JOE
Loading...
Market Cap
Loading...
24h Trading Vol
Loading...
All Time High
Loading...
All Time Low
Loading...
Total Supply
Loading...
Max Supply
Loading...
Circulating Supply
Loading...
Categories
Chains
Contracts

FAQs
What is JOE and how does it work?
JOE (JOE) is a prominent Decentralized Exchange (DEX) and Automated Market Maker (AMM) at the forefront of the DeFi ecosystem. It allows users to seamlessly trade digital assets through liquidity pools. The platform also offers Yield Farming, where participants can earn rewards by providing liquidity. JOE operates across various blockchain networks, including Avalanche, BNB Chain, Arbitrum, and Mantle, utilizing smart contracts for decentralized operations. Its functionality as a Dex Aggregator means it aims to find the best trading paths for users, enhancing efficiency.
What are the main use cases for joe token?
The `JOE` token is integral to the JOE decentralized finance ecosystem. Its primary use cases, inferred from the platform's functionalities as a DEX, AMM, and Yield Farming protocol, likely include enabling users to provide liquidity for various trading pairs and participate in yield farming incentives. The `JOE` token may also serve for governance, allowing token holders to vote on key protocol decisions, and potentially for fee discounts or staking rewards within the JOE platform, making it a utility token for its comprehensive Web3 services.
How does JOE differ from competitors?
JOE distinguishes itself through its robust multi-chain presence, actively supporting major blockchain ecosystems like Avalanche, BNB Chain, Arbitrum, and Mantle. This broad interoperability provides a wider user base and increased asset accessibility compared to single-chain DEXs. Furthermore, JOE’s role as a Dex Aggregator helps optimize trade execution by finding the most efficient routes across various decentralized exchanges. Its backing by and inclusion in the portfolios of respected crypto investment firms such as DeFiance Capital and Delphi Ventures also highlights its recognized differentiation and strong position in the competitive DeFi sector.
How does JOE staking work and what factors determine my rewards?
JOE staking involves depositing JOE tokens into non-custodial staking contracts on supported chains like Avalanche or Arbitrum. Rewards come exclusively from platform trading fees distributed in USDC. Your share is calculated as: (Your staked JOE / Total staked JOE) × (Protocol Fee Percentage × Trading Fees).
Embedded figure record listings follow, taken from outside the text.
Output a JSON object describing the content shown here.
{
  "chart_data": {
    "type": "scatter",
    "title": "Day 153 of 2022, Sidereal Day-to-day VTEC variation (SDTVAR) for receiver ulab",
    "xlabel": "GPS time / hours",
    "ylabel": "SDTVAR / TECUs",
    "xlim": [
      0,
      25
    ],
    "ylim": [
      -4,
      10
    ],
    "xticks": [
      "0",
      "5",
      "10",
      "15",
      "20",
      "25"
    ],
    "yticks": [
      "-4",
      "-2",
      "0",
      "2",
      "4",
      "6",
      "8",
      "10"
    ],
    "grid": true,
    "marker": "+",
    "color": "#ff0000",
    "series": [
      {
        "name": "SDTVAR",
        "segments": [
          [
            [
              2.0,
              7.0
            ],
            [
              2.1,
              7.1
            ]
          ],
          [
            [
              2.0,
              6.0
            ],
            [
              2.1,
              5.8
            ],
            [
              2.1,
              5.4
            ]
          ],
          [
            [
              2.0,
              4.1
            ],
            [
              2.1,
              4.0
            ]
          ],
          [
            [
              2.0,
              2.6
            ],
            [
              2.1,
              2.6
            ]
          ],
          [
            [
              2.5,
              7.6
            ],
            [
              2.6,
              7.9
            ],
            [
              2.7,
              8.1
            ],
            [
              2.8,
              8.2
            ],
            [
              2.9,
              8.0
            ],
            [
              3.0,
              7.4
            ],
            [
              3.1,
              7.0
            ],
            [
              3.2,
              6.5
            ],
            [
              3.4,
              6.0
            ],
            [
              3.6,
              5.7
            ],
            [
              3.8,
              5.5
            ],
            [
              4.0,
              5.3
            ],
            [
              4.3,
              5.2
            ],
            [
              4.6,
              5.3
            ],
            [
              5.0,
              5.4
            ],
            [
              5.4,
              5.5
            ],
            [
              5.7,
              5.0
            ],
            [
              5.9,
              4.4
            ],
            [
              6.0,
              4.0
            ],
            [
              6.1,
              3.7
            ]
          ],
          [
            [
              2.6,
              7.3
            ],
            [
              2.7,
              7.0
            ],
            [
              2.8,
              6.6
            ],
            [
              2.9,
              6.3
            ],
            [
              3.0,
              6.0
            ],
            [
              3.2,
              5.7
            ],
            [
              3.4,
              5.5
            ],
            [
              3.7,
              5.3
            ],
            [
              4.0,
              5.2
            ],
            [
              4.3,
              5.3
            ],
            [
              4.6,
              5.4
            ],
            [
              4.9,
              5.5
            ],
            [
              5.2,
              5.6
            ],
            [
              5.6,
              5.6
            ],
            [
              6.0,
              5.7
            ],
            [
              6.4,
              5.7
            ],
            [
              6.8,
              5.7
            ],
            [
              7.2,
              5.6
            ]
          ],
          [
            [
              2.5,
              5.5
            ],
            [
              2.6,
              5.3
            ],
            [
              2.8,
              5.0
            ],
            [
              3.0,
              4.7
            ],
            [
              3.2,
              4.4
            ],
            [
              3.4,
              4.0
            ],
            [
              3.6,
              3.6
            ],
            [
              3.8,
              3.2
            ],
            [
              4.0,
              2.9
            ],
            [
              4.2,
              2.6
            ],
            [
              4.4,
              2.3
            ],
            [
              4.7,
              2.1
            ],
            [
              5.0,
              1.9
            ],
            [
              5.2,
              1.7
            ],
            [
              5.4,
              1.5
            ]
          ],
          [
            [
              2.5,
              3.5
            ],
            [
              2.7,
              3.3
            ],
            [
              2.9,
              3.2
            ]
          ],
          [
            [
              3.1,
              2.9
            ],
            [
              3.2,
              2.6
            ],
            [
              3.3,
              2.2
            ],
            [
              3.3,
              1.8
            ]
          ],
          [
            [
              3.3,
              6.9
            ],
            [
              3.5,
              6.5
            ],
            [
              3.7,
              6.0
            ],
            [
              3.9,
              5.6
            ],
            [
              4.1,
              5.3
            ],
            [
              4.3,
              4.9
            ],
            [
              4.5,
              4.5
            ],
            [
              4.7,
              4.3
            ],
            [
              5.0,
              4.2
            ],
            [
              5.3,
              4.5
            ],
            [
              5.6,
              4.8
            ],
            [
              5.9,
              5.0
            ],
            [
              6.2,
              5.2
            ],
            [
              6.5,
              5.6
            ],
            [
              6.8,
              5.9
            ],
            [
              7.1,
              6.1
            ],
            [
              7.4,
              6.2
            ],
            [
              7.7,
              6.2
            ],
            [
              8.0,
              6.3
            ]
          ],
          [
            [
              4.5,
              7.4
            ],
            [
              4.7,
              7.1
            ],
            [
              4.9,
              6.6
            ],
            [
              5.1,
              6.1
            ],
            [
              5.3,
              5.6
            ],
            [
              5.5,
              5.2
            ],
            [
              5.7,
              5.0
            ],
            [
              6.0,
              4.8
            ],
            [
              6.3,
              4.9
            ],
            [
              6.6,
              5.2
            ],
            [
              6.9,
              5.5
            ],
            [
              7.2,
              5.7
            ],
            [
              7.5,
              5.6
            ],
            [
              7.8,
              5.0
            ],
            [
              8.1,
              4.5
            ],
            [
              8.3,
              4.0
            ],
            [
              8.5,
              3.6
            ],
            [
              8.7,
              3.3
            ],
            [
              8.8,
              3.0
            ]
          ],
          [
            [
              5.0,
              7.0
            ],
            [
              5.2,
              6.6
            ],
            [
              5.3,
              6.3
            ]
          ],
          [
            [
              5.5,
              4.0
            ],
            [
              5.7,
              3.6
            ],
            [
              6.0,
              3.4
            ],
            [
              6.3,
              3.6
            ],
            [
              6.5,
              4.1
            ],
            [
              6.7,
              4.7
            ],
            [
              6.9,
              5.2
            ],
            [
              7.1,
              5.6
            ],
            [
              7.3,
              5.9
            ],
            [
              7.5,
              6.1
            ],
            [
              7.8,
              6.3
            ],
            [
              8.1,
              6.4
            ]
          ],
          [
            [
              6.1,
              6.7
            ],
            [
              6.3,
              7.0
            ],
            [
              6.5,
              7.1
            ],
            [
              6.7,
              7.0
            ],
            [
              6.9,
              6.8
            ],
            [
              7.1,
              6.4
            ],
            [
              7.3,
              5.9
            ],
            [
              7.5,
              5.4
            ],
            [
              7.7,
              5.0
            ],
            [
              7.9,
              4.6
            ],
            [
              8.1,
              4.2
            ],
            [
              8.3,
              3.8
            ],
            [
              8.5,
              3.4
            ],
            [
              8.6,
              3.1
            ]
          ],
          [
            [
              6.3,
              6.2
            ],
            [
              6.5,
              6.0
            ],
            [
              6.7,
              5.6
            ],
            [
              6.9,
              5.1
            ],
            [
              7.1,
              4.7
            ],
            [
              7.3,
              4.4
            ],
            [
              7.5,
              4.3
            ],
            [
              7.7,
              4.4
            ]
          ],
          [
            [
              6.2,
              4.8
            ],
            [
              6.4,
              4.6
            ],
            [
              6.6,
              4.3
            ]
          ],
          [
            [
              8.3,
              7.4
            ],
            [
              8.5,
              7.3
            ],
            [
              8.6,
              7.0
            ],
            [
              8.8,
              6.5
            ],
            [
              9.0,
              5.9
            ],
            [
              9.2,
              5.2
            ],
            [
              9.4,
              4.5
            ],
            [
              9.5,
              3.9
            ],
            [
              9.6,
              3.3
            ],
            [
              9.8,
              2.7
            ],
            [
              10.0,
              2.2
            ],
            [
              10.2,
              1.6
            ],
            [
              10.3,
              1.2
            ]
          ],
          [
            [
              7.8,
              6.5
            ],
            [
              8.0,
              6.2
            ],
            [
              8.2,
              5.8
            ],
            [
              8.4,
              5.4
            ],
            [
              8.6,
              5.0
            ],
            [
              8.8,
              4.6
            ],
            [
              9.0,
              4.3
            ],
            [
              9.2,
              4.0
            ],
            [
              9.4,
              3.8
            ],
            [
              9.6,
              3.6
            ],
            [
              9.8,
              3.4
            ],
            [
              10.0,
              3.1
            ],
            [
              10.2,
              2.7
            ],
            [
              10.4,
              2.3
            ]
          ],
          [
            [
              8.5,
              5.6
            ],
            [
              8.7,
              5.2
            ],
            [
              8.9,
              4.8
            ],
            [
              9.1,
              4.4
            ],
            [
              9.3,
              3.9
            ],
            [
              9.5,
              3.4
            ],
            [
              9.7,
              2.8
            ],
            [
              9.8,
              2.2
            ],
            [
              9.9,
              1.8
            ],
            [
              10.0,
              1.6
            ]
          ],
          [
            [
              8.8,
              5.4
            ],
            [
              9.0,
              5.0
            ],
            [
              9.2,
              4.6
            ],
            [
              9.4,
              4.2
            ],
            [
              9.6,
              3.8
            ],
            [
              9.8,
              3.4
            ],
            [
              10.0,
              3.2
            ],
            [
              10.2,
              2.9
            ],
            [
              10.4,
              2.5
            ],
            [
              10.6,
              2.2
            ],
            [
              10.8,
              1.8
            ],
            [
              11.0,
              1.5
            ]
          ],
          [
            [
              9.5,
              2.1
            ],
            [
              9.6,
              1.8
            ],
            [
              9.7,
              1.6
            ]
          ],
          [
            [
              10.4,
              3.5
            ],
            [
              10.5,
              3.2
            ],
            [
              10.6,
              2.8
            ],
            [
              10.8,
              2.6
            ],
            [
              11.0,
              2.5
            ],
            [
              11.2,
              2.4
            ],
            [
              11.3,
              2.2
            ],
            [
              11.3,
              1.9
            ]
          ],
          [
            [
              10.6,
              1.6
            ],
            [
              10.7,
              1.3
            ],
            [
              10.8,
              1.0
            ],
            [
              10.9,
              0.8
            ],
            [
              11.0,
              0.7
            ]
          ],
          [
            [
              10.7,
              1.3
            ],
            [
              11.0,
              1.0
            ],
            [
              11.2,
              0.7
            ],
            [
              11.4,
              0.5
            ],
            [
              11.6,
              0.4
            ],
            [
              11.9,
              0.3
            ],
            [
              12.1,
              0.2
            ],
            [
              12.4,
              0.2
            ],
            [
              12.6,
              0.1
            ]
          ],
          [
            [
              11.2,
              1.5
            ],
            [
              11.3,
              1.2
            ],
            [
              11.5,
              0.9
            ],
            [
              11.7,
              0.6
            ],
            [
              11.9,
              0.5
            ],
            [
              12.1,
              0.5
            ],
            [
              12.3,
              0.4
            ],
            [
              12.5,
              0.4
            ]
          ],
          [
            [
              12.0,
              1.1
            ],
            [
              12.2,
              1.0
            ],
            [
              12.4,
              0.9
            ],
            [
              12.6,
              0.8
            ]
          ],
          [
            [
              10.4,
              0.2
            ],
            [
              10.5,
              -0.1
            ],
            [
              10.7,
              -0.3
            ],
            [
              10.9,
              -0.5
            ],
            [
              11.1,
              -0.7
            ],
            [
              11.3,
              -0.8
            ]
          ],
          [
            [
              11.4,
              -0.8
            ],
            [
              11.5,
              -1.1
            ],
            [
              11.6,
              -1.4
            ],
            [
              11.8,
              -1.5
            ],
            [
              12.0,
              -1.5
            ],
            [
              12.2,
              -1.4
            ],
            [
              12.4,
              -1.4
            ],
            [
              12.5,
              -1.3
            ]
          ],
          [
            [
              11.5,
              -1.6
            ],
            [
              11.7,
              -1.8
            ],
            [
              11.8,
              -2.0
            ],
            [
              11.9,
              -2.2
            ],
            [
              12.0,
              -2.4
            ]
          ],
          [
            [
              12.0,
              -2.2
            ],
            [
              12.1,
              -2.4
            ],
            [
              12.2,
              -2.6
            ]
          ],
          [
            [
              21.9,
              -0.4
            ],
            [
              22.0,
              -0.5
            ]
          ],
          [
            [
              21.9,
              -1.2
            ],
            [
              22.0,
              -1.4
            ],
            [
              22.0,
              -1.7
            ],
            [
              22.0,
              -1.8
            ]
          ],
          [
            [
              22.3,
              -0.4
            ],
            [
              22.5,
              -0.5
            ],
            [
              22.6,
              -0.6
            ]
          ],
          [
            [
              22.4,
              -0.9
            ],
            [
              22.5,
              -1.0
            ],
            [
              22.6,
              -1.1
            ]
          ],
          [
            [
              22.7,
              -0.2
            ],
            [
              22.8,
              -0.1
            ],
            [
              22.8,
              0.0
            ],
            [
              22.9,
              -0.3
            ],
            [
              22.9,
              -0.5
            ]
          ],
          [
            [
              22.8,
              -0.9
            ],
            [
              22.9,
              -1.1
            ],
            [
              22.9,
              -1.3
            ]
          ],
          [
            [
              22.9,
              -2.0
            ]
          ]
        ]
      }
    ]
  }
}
Key variables include trading volume (higher volume = more fees), the protocol fee percentage set per pool (typically 0-25%), and your proportion of the staking pool. Rewards compound automatically when adding more JOE, as topping up triggers an automatic claim of pending rewards. There are no lockup periods, enabling flexible entry/exit.
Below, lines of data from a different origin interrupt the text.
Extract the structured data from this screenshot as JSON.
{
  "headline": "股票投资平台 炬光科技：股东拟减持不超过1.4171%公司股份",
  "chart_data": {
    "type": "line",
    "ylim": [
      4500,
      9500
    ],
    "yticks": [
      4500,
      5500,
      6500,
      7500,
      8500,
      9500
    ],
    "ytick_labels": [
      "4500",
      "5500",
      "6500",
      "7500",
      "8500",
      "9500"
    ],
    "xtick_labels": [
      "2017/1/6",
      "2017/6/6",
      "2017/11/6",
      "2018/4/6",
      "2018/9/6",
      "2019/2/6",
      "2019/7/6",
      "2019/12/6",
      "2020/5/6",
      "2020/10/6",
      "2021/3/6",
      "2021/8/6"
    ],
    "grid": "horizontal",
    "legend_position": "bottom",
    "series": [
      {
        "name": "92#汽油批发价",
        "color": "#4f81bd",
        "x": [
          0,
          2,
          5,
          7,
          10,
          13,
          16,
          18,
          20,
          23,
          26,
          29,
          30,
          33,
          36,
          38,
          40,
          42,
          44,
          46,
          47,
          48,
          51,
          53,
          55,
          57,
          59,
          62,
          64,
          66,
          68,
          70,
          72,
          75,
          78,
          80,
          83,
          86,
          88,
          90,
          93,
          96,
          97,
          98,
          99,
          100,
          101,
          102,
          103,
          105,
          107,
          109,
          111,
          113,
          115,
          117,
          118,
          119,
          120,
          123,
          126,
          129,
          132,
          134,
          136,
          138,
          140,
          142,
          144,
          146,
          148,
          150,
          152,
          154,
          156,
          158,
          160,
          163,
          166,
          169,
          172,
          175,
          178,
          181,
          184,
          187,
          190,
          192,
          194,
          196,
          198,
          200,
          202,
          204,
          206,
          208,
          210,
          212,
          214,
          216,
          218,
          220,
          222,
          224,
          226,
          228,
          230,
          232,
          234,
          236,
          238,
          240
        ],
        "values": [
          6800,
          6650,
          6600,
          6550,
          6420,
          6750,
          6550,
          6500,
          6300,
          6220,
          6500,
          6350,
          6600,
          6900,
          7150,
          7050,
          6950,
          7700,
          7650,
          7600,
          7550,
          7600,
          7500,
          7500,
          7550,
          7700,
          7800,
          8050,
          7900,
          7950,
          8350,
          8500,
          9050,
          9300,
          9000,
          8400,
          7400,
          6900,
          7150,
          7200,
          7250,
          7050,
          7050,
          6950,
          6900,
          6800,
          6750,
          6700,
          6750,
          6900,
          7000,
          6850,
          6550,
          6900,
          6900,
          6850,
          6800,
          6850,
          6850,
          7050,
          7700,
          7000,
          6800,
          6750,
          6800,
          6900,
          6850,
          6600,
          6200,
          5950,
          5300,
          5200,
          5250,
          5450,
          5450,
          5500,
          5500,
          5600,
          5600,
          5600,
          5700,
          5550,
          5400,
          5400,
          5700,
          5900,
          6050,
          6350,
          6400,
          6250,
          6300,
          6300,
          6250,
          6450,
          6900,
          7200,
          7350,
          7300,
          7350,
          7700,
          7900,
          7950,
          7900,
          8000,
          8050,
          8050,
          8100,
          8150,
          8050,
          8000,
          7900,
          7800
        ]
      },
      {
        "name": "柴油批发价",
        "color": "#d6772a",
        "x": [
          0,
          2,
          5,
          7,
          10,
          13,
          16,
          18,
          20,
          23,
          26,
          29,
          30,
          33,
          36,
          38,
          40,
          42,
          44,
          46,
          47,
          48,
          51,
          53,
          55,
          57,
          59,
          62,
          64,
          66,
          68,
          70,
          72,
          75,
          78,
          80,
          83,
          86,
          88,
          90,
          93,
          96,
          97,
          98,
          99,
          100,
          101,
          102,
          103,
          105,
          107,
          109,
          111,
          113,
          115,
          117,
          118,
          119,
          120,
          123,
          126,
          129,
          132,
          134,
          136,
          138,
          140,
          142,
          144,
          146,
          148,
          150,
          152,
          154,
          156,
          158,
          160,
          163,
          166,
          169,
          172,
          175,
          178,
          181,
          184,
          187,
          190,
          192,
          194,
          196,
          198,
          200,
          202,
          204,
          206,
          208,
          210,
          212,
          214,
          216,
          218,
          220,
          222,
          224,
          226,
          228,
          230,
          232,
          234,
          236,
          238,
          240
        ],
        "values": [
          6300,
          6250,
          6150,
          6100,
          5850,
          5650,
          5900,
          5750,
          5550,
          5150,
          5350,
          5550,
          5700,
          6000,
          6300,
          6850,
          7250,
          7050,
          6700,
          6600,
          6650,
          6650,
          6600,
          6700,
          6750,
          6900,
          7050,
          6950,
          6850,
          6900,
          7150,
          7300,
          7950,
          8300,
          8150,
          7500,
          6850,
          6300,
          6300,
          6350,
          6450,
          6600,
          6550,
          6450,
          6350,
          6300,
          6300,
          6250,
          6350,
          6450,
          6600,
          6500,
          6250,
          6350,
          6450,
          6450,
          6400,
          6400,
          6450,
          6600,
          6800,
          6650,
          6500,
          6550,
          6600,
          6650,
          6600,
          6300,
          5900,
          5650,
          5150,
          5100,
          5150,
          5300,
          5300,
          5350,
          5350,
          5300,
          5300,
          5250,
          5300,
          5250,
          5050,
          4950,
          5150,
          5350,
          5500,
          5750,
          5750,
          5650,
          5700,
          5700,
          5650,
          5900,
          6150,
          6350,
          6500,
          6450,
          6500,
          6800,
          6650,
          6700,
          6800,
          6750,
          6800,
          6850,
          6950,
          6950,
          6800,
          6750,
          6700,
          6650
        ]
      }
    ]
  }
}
How does Liquidity Book technology compare technically to Uniswap V3?
While both offer concentrated liquidity, Liquidity Book uses fundamentally different technical approaches: 1) Price bins replace ticks, with each bin acting as constant-sum pool enabling zero slippage within its range; 2) Vertical liquidity aggregation allows single bin positions vs Uniswap's horizontal bands; 3) Bin steps are adjustable beyond 1 basis point for customized granularity; 4) Positions are fungible ERC-20 tokens versus NFTs; 5) Dynamic 'surge pricing' fees adjust for volatility unlike static fees. These innovations yield 3-5× higher capital efficiency in backtests during normal market conditions.
What security measures protect my funds when using JOE protocols?
Security employs multi-layered protection: 1) All audits (11+) focused specifically on bin math and fee distribution; 2) Time-locked contract upgrades (48-hour delays); 3) Cross-chain operations use LayerZero's decentralized oracle network; 4) Trading circuit breakers halt activity during extreme volatility; 5) Wallet sessions for 1-click trading implement strict spending limits; 6) Staking contracts forbid deposit freezing. Additionally, independent researchers continuously monitor for economic vulnerabilities in the bin architecture.
Can I participate in JOE ecosystem development as a builder?
Yes, comprehensive developer resources include: 1) TypeScript SDK with trade/liquidity examples; 2) Contract templates for LB pairs with hooks; 3) Monad testnet deployment with faucets; 4) Subgraph for historical data queries; 5) Dedicated developer channels in LFJ Discord. Builders can create custom AMM logic via hooks, develop trading tools using the meta-aggregator, or build analytics atop the subgraph. The protocol specifically encourages novel implementations like automated bin rebalancers.
How does the project handle multi-chain user experiences?
JOE implements unified UX through: 1) LayerZero-powered token bridging with gas abstraction (auto-swaps for destination chain gas); 2) Consistent interface across all chains; 3) Portfolio tracking spanning networks; 4) Meta-aggregator routing trades across chains when beneficial; 5) Single JOE token standard with identical economics on all chains. This eliminates chain specific complexities users interact with the protocol, not underlying blockchains, while maintaining self-custody.